OnValidate events run:

  • after an insert
  • after an edit
  • when boaStatus changes

Determine which of these are actually relevant to the business logic and what can be done to ensure complex logic only runs when necessary.

Refer to Create Events for general information.

Compromising Between Implicit Behavior and Excess Overhead

It is easy to overload computation and configuration logic onto an OnValidate event, because it requires the least amount of effort to ensure the logic runs as often as it needs to. However, this can introduce complexity problems at run time.

An extreme example is on the Data Sources page in System Administration. An OnValidate Business rule exists, which attempts to create system views in the database. The Business rule runs if the System Views check box is checked on the Vertical View of the Data Sources page. If the data source is accidentally configured with invalid connection information, every time an update is saved, the Stewardship Tier attempts to connect to the data source and prepare to create system views. After 30 seconds, a timeout error occurs. This frustrates users, because saving even a small change takes 30 seconds each time and then results in an error.

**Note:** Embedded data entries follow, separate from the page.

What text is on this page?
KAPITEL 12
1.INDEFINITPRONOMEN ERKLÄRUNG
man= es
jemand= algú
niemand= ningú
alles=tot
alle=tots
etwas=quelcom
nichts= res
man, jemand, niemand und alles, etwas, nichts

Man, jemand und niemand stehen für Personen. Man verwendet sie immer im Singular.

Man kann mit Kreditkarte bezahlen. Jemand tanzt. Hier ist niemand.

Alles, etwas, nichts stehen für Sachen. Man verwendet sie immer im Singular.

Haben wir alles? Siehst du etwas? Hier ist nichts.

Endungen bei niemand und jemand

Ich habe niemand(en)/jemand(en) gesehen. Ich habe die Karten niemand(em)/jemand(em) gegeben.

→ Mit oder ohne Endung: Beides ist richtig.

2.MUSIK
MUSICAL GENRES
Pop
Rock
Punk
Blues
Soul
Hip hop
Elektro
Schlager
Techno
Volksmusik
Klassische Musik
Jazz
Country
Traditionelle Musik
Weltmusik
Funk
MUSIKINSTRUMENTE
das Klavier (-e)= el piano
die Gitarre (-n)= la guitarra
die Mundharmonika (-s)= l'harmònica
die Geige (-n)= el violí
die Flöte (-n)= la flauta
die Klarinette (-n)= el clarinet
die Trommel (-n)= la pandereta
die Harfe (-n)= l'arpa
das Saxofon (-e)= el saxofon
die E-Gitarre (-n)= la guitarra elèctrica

To avoid this potential problem, alter the logic of the Business rule event to check if the rule is meant to create the system views prior to attempting to access the database.

Instead of using an OnValidate event that runs every time the user saves changes, a designer could create a “Create System Views” or “Check System Views” button, which would run the Business rule only when needed. Updates to the database would be fast and without timeout errors.

One extra click to save 200ms per edit can significantly mitigate users' frustration.

Minimize Work by using Keys or Drill column values

Never perform “Global” operations using OnValidate. The OnValidate event must run on the current record being validated only, and not on all records on a page. If an event must run on every record in the page, you can create a button in the toolbar that executes against all records when clicked.

There are use cases where a child record affects a parent record, but it is still utilizing data from the child row for that manipulation. That operation should only affect one record (the parent) by filtering the affecting SQL with column values passed through the navigation of pages.